RSS Feeds

18^th June, 2025

An RSS feed displayed as raw HTML inside a web browser

RSS isn't really something you hear spoken about too often. But for us nerds, it's an indisposable technology. And thankfully, it still gets used. Most of the time, if you need an RSS feed for content you've made, the software you've used to make said content has probably already done it for you, you might need not even know. But if you had to make one yourself, would you know how?

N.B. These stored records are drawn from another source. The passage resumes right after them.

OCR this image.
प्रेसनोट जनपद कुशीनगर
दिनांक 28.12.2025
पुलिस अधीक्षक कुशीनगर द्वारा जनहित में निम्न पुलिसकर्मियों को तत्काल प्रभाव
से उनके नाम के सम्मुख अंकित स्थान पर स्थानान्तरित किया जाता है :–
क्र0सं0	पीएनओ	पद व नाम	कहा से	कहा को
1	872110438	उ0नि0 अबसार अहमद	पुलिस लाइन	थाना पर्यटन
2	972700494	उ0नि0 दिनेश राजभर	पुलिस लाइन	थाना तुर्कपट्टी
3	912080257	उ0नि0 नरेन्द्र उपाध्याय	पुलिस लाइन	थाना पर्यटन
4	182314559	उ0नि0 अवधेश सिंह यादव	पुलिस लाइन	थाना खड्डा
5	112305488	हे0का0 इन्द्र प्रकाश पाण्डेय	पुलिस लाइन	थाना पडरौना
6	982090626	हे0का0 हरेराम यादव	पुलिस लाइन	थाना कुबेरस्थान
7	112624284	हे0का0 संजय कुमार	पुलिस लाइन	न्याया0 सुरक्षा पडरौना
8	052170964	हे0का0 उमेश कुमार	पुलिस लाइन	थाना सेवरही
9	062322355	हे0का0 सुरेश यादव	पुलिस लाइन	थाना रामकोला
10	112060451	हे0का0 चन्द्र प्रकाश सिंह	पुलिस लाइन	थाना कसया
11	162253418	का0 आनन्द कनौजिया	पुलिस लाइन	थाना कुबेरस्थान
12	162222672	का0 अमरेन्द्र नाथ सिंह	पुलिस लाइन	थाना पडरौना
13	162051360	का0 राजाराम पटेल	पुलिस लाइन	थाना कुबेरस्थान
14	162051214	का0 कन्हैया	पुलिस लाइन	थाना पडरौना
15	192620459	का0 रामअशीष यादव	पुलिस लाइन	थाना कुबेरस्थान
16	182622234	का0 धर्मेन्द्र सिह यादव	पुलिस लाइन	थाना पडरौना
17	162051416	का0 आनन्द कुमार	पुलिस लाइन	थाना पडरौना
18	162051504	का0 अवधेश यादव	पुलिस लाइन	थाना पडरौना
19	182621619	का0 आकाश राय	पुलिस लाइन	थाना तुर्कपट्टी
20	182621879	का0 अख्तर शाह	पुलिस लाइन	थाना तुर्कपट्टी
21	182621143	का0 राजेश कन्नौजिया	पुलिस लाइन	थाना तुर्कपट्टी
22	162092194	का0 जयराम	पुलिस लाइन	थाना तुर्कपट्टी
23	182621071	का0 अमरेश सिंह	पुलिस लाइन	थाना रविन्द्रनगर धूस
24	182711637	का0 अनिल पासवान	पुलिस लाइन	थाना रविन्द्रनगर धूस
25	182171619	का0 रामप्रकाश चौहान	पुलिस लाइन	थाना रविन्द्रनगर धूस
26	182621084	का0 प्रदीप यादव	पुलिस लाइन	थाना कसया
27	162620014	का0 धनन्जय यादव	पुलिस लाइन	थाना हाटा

The docs at the RSS Advisory Board are ... confusing, to a newcomer. Also, if you try to learn by looking at other website's feeds, it doesn't really work as every single feed is built differently from the last. And not to achieve new objectives, mind you. But I have been exploring the technology a little, and I think I've worked out a relatively simple formula to have a feature rich RSS feed (for something like a blog at least) that should work across most, if not all, RSS feed aggregators.

A Feature Rich Feed

I previously touched on RSS Feeds in my article about Github Pages static websites, where I put together a simple python script to build the RSS feed for this site, among other things. Since then, this website has grown a little, as has the feed. Back then, the feed was already handling atom, as well as including media images. But the most important feature was missing: the content.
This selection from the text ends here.